Dot Wordsworth

Where did ‘push-bike’ come from?

issue 23 September 2023

Books that one often used to see in secondhand bookshops, when there were such things, were the World’s Classics editions of the novels of Constance Holme. Humphrey Milford, publisher to the University of Oxford 1913-45, put all of them into the handy blue-bound format. The Spectator gave her second novel, The Lonely Plough (1914), a short but respectful review, declaring the book to be about Lancashire farmers, even though it repeatedly makes clear that the setting is Westmorland, the county where the author lived all her life. The anonymous reviewer also said that ‘she contrives to use admirable English’.

I found it interesting that Holme used aquascutum, as people did (John Buchan for one) to mean ‘raincoat’, but she spelt it aquascutem, and then abbreviated it as ’scutem. It was surprising that OUP, or her original publishers Mills & Boon, perfectly respectable in those days, didn’t correct it. She also pictures two of her characters when ‘strenuous figures with bare knees and flapping overcoats push-biked past them’. This immediately reminded me of Orwell’s ‘old maids biking to Holy Communion through the mists of the autumn mornings’. John Major, when quoting the remark, had them bicycling, but biking it was.

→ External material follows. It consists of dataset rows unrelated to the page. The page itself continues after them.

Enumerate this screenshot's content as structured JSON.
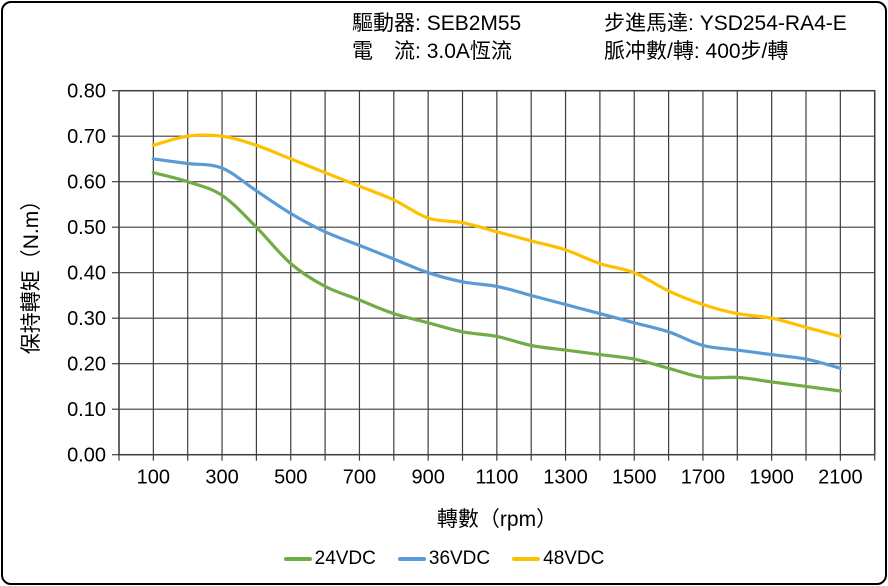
{
  "header": {
    "driver_label": "驅動器:",
    "driver_value": "SEB2M55",
    "current_label": "電　流:",
    "current_value": "3.0A恆流",
    "motor_label": "步進馬達:",
    "motor_value": "YSD254-RA4-E",
    "pulses_label": "脈冲數/轉:",
    "pulses_value": "400步/轉"
  },
  "chart_data": {
    "type": "line",
    "title": "",
    "xlabel": "轉數（rpm）",
    "ylabel": "保持轉矩（N.m）",
    "xlim": [
      0,
      2200
    ],
    "ylim": [
      0,
      0.8
    ],
    "x_grid_step": 100,
    "grid": true,
    "grid_color": "#3f3f3f",
    "legend_position": "bottom",
    "x_tick_labels": [
      100,
      300,
      500,
      700,
      900,
      1100,
      1300,
      1500,
      1700,
      1900,
      2100
    ],
    "y_ticks": [
      0.0,
      0.1,
      0.2,
      0.3,
      0.4,
      0.5,
      0.6,
      0.7,
      0.8
    ],
    "x": [
      100,
      200,
      300,
      400,
      500,
      600,
      700,
      800,
      900,
      1000,
      1100,
      1200,
      1300,
      1400,
      1500,
      1600,
      1700,
      1800,
      1900,
      2000,
      2100
    ],
    "series": [
      {
        "name": "24VDC",
        "color": "#70AD47",
        "values": [
          0.62,
          0.6,
          0.57,
          0.5,
          0.42,
          0.37,
          0.34,
          0.31,
          0.29,
          0.27,
          0.26,
          0.24,
          0.23,
          0.22,
          0.21,
          0.19,
          0.17,
          0.17,
          0.16,
          0.15,
          0.14
        ]
      },
      {
        "name": "36VDC",
        "color": "#5B9BD5",
        "values": [
          0.65,
          0.64,
          0.63,
          0.58,
          0.53,
          0.49,
          0.46,
          0.43,
          0.4,
          0.38,
          0.37,
          0.35,
          0.33,
          0.31,
          0.29,
          0.27,
          0.24,
          0.23,
          0.22,
          0.21,
          0.19
        ]
      },
      {
        "name": "48VDC",
        "color": "#FFC000",
        "values": [
          0.68,
          0.7,
          0.7,
          0.68,
          0.65,
          0.62,
          0.59,
          0.56,
          0.52,
          0.51,
          0.49,
          0.47,
          0.45,
          0.42,
          0.4,
          0.36,
          0.33,
          0.31,
          0.3,
          0.28,
          0.26
        ]
      }
    ]
  }
}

As a verb, bike was first noticed in 1885 by Notes & Queries, the periodical that from its first issue in 1849 bore on its first page the motto: ‘When found, make a note of. – Captain Cuttle’ (a reference to Dombey and Son, published the year before). Biking is hardly used today, and push-biking never. The noun push-bike remains. I bridled when I heard it on a BBC item about that escaped prisoner from Wandsworth. It sounds demotic. If bike had been thought ambiguous, since it might mean ‘motorbike’ (as it has since 1903), then why not bicycle? At least we have not adopted the Australian pushie.